Com a substituição de tributos como PIS, Cofins, ICMS, ISS e IPI pela Contribuição sobre Bens e Serviços (CBS) e pelo Imposto sobre Bens e Serviços (IBS), o setor agropecuário passará a operar dentro de uma lógica tributária mais integrada, baseada na tributação no destino e no sistema de não cumulatividade com geração de créditos.

Novo limite de faturamento muda enquadramento no campo

De acordo com especialistas, uma das mudanças mais relevantes da Reforma Tributária é a criação de um critério objetivo para definir quais produtores rurais pessoa física estarão obrigados ao recolhimento do IBS e da CBS.

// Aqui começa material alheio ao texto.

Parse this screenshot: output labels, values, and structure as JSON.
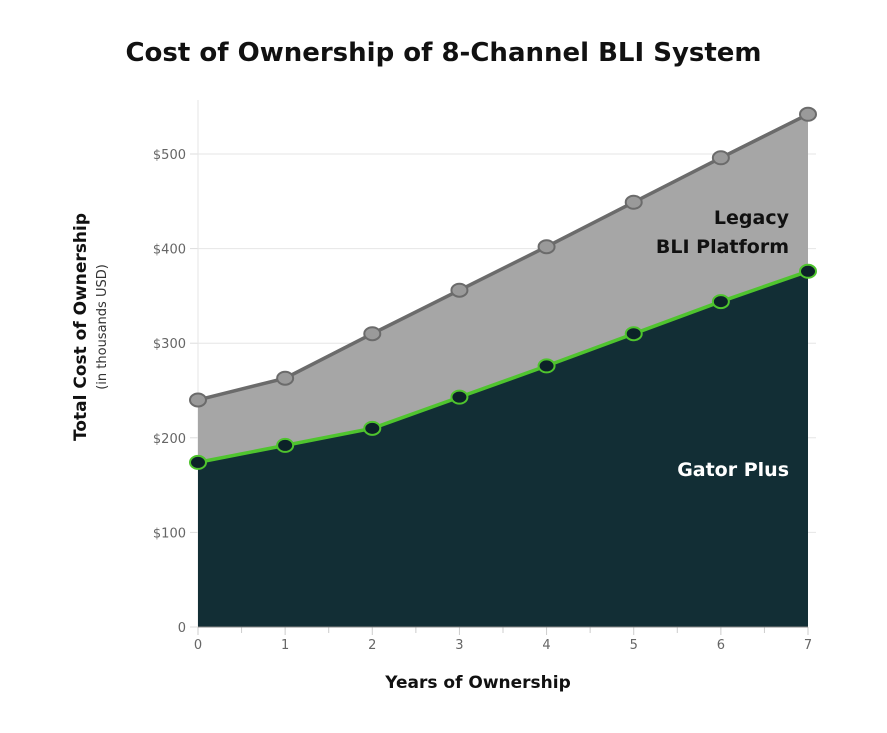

Segundo a advogada Moema Debs, da Hemmer Advocacia, produtores com receita bruta anual inferior a R$ 3,6 milhões ficarão dispensados do recolhimento direto dos novos tributos. Ainda assim, continuarão inseridos na dinâmica fiscal do novo modelo.

“A reforma cria um sistema em que os compradores poderão aproveitar créditos presumidos nessas operações, mesmo quando o produtor não for contribuinte direto do IBS e da CBS”, explica a especialista.

Na prática, isso significa que mesmo pequenos e médios produtores precisarão ampliar o controle sobre suas operações e documentação fiscal.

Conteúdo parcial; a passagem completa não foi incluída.